Jelas terpapar, bagaimana kedua koalisi itu dibangun. Satu dengan harapan dan kegembiraan, dan sisi lain berhadapan dengan ketakutan dan penuh kebohongan. Mana bisa orang percaya dengan pemimpin yang memilih jalan menebar ketakutan dan memenuhi diri dengan kebohongan.
Mana bisa pribadi yang menakut-nakuti, memberikan kecemasan itu bisa bertanggung jawab untuk memberikan kedamaian. Mana bisa sekaligus terang dan gelap itu ada bersama-sama. Masak iya bangsa yang sudah mulai tampak cerah pagi hari harus dikembalikan kepada kegelapan dengan  penuh ketakutan dan kecemasan?
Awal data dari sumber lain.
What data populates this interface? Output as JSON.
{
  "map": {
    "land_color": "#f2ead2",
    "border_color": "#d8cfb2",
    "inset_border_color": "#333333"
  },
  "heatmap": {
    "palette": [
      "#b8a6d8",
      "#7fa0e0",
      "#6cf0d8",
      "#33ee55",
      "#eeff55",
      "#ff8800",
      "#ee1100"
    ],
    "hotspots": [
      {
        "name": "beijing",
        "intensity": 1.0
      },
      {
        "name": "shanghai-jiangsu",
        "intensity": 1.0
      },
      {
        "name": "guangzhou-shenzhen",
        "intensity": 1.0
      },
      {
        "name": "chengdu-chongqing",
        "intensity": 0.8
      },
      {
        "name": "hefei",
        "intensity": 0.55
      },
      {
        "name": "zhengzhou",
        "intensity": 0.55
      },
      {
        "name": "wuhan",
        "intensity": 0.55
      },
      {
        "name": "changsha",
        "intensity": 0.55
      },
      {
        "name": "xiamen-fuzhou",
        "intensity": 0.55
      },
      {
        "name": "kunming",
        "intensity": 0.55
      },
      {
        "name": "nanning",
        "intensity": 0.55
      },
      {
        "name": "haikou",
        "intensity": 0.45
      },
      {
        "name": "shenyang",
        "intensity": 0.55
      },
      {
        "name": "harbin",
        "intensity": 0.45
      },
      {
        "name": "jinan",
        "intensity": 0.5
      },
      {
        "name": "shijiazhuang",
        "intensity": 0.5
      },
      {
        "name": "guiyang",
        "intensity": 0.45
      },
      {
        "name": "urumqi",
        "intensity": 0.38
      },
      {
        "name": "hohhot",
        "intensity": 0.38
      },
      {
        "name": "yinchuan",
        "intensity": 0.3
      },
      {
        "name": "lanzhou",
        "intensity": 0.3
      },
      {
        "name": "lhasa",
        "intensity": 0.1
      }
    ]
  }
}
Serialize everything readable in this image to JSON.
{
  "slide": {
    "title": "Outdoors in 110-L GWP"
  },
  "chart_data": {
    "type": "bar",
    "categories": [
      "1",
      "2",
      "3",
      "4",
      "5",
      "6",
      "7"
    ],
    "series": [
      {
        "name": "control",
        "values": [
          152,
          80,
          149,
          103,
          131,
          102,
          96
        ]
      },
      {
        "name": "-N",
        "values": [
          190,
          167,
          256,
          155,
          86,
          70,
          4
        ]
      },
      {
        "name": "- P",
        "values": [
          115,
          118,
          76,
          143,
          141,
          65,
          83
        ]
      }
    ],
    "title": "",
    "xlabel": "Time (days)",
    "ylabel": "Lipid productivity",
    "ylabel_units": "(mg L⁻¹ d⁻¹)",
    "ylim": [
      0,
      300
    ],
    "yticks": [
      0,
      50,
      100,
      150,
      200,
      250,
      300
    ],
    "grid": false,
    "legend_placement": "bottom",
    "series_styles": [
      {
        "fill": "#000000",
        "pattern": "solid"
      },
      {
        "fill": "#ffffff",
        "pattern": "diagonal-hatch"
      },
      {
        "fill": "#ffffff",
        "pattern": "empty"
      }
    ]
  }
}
Apa iya bisa dipercaya, kalau kecemasan dan ketakutan itu diselesaikan oleh penebar ketakutan  itu langsung, sekejab, dan seperti sulapnya Pak Tarno, yang plok..plok. keluar kelinci lucu, padahal bedil di dahi masih menempel dan keringat masih mengucur? Ini bangsa, bukan panggung lenong. Masih ingat Orde Baru bukan? Keringat ketakutan itu mungkin sudah kering, namun apa iya kecemasan dalam hati sudah sirna? Yakin masih kuat, termasuk yang sekarang atau sejak dulu menerima kenikmatan. Toh takut juga salah bersikap dan ketendang, atau kebedil jidatnya.
Bapak yang biasa membentak anak akan menghasilkan anak bengal, pemberontak, atau penakut dan  skrupel, selalu takut berbuat kesalahan. Padahal salah itu bagian perkembangan manusia untuk maju, jika selalu takut salah tidak akan berbuat. Dua akibat ini sama buruknya. Pemberontak yang membuat rusuh demi eksistensi atau penurut yang serba takut yang tidak memiliki keberanian untuk apa saja.
Saatnya pemilih cerdas memilih harapan penuh kegembiraan atau malah mengekor pada ketakutan dan kecemasan yang sengaja diciptakan?